Forty two years ago, when I was a scrawny teenager who weighed about 40 pounds less than I do now, I nervously walked the halls of my junior high school to quickly get from one place to another. Whether it was changing classes, standing in the cafeteria line, or meeting my band-playing friends in the band room after school, I always kept my eyes peeled for a dangerous brother-sister team.
The brother was big, strong, and although only a year older than me, he looked about 35 years old. Unlike the rest of us who were at least three years from using a shaver, this guy came to school each day clean-shaven but by 3:00pm he had a thick five o’clock shadow. There were football players and wrestlers slightly bigger than him, but absolutely none were tougher. I never once witnessed any of his purported fights, but they were legendary. You didn’t mess with the Big Guy. If by chance you came across him in the hallway, you looked down and walked away fast.
His sister was equally intimidating but for different reasons. She had a crush on me. Starting sometime in the eighth grade, I began to find love notes attached to my locker from her. It was hard enough getting through gym and algebra class let alone having to talk to girls. But now this very cute girl a year younger than me was writing notes, following me around the halls, and trailing me to my home after school. That she was as pretty as a picture only made it worse because I hadn’t quite developed a talent for speaking to girls yet. I recall that when I did, I would take a comb out of my back pocket and start combing my hair as I spoke. I needed somewhere to put my hands, and of all the choices that seemed to be the safest.
That she was the sister of Big Guy only made it worse. Legend had it– confirmed in later years– that he used to teach little sis how to fight down in their basement with a punching bag. I couldn’t imagine getting within two feet of him, and now I’m going to date the sister who could also pound me into oblivion? Just the thought of it back then sent me to my room and into the fetal position.

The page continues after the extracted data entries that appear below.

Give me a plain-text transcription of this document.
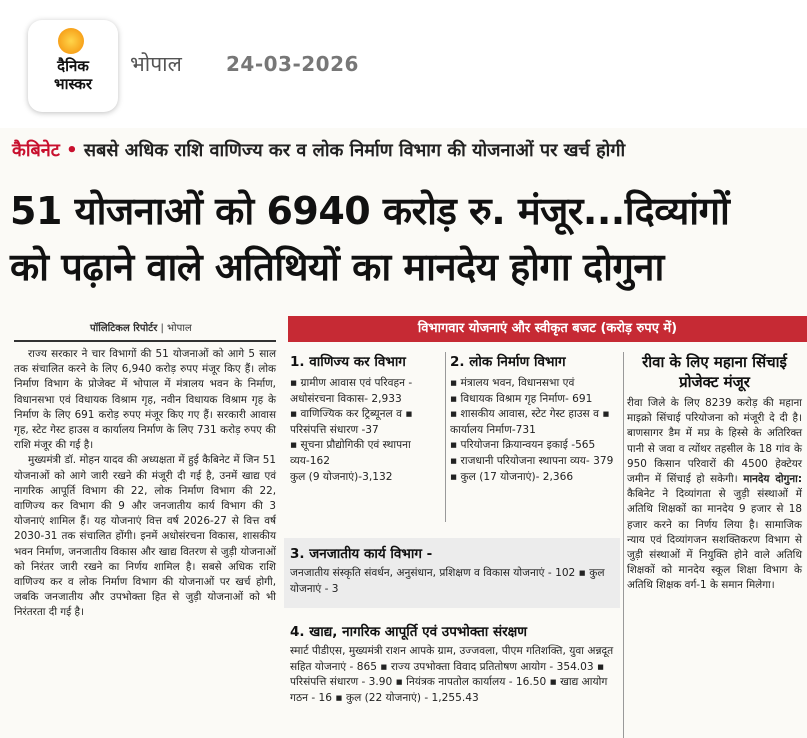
दैनिक
भास्कर
भोपाल 24-03-2026
कैबिनेट • सबसे अधिक राशि वाणिज्य कर व लोक निर्माण विभाग की योजनाओं पर खर्च होगी
51 योजनाओं को 6940 करोड़ रु. मंजूर...दिव्यांगों
को पढ़ाने वाले अतिथियों का मानदेय होगा दोगुना
पॉलिटिकल रिपोर्टर | भोपाल

राज्य सरकार ने चार विभागों की 51 योजनाओं को आगे 5 साल तक संचालित करने के लिए 6,940 करोड़ रुपए मंजूर किए हैं। लोक निर्माण विभाग के प्रोजेक्ट में भोपाल में मंत्रालय भवन के निर्माण, विधानसभा एवं विधायक विश्राम गृह, नवीन विधायक विश्राम गृह के निर्माण के लिए 691 करोड़ रुपए मंजूर किए गए हैं। सरकारी आवास गृह, स्टेट गेस्ट हाउस व कार्यालय निर्माण के लिए 731 करोड़ रुपए की राशि मंजूर की गई है।

मुख्यमंत्री डॉ. मोहन यादव की अध्यक्षता में हुई कैबिनेट में जिन 51 योजनाओं को आगे जारी रखने की मंजूरी दी गई है, उनमें खाद्य एवं नागरिक आपूर्ति विभाग की 22, लोक निर्माण विभाग की 22, वाणिज्य कर विभाग की 9 और जनजातीय कार्य विभाग की 3 योजनाएं शामिल हैं। यह योजनाएं वित्त वर्ष 2026-27 से वित्त वर्ष 2030-31 तक संचालित होंगी। इनमें अधोसंरचना विकास, शासकीय भवन निर्माण, जनजातीय विकास और खाद्य वितरण से जुड़ी योजनाओं को निरंतर जारी रखने का निर्णय शामिल है। सबसे अधिक राशि वाणिज्य कर व लोक निर्माण विभाग की योजनाओं पर खर्च होगी, जबकि जनजातीय और उपभोक्ता हित से जुड़ी योजनाओं को भी निरंतरता दी गई है।

विभागवार योजनाएं और स्वीकृत बजट (करोड़ रुपए में)
1. वाणिज्य कर विभाग
▪ ग्रामीण आवास एवं परिवहन - अधोसंरचना विकास- 2,933
▪ वाणिज्यिक कर ट्रिब्यूनल व ▪ परिसंपत्ति संधारण -37
▪ सूचना प्रौद्योगिकी एवं स्थापना व्यय-162
कुल (9 योजनाएं)-3,132
2. लोक निर्माण विभाग
▪ मंत्रालय भवन, विधानसभा एवं
▪ विधायक विश्राम गृह निर्माण- 691
▪ शासकीय आवास, स्टेट गेस्ट हाउस व ▪ कार्यालय निर्माण-731
▪ परियोजना क्रियान्वयन इकाई -565
▪ राजधानी परियोजना स्थापना व्यय- 379 ▪ कुल (17 योजनाएं)- 2,366
3. जनजातीय कार्य विभाग -
जनजातीय संस्कृति संवर्धन, अनुसंधान, प्रशिक्षण व विकास योजनाएं - 102 ▪ कुल योजनाएं - 3
4. खाद्य, नागरिक आपूर्ति एवं उपभोक्ता संरक्षण
स्मार्ट पीडीएस, मुख्यमंत्री राशन आपके ग्राम, उज्जवला, पीएम गतिशक्ति, युवा अन्नदूत सहित योजनाएं - 865 ▪ राज्य उपभोक्ता विवाद प्रतितोषण आयोग - 354.03 ▪ परिसंपत्ति संधारण - 3.90 ▪ नियंत्रक नापतोल कार्यालय - 16.50 ▪ खाद्य आयोग गठन - 16 ▪ कुल (22 योजनाएं) - 1,255.43
रीवा के लिए महाना सिंचाई प्रोजेक्ट मंजूर
रीवा जिले के लिए 8239 करोड़ की महाना माइक्रो सिंचाई परियोजना को मंजूरी दे दी है। बाणसागर डैम में मप्र के हिस्से के अतिरिक्त पानी से जवा व त्योंथर तहसील के 18 गांव के 950 किसान परिवारों की 4500 हेक्टेयर जमीन में सिंचाई हो सकेगी। मानदेय दोगुना: कैबिनेट ने दिव्यांगता से जुड़ी संस्थाओं में अतिथि शिक्षकों का मानदेय 9 हजार से 18 हजार करने का निर्णय लिया है। सामाजिक न्याय एवं दिव्यांगजन सशक्तिकरण विभाग से जुड़ी संस्थाओं में नियुक्ति होने वाले अतिथि शिक्षकों को मानदेय स्कूल शिक्षा विभाग के अतिथि शिक्षक वर्ग-1 के समान मिलेगा।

A couple of years later we all moved on to the much larger high school. Big Guy got even bigger, and his “fisticuffical” prowess became even more legendary. At one point he left our school for another, and I lost track of him. I eventually summoned up the courage to ask his sister out on a date. Although I remember being incredibly frightened when I pulled up to her home to pick her up, I luckily never saw him.
She and I one evening became each other’s first kiss. That becomes important in the later annals of my life.
Big Guy in fact barely knew of my existence. But It turned out that I had other problems. Starting in my senior year, I actually had two bullies who picked on me. They were bigger than me, they threatened me, and they used to vandalize my car. Somehow I managed to avoid getting beat up through a superior knowledge and usage of Peter Falk’s “Serpentine” maneuvers. Recently I found both of them on Facebook, and their now adult faces temporarily brought back the fears and anxieties of a former 17 year old boy. From the glimpses of their pictures and postings, it appears that they are living happy and full lives. In reading the comments on their pages, I still see a kind of bravado and swagger, albeit a harmless middle-aged one. To paraphrase the rabbi in Fiddler on the Roof, “May God bless the former bullies… and keep them far away from us.”
After my first marriage was over, I was thrilled to hear from the pretty girl who left notes on my eighth grade locker. She grew up to be this incredibly gorgeous, sensitive, and extremely talented woman. We wrote e-mails, we spoke on the phone, we texted, and finally she came out to California to visit me. We got married in short order, and like all fairy tales that’s how the beautiful story ends.
Except there is the little matter of Big Guy, now my brother-in-law. Big Guy ended up moving out to California, got married to a wonderful woman, and raised a family with two two absolutely beautiful children. In addition to playing guitar in the occasional band, keeping a beautiful garden, and cooking all the meals for his family, he also drives a limo in and around L.A., taking fancy folk to their fancy award dinners. I know he’s probably got great stories, and someday I’m going to ply him with lots of beer and make him tell me all of them.
Big Guy loves his sister and couldn’t be happier that she reunited with her old school crush. In spite of his reputation back in school, he in fact was never was a bully. The reason I never truly had to fear him was because he treated everyone as he himself wanted to be treated. Those that challenged him in untoward ways paid a price. Not all tough guys are bullies, nor it seems are all bullies necessarily that tough.
Big Guy calls his sister on the phone regularly. Sometimes when she doesn’t answer, he’ll then call me. I try to always make sure to answer that call on the first ring. I don’t want to keep him waiting, you see.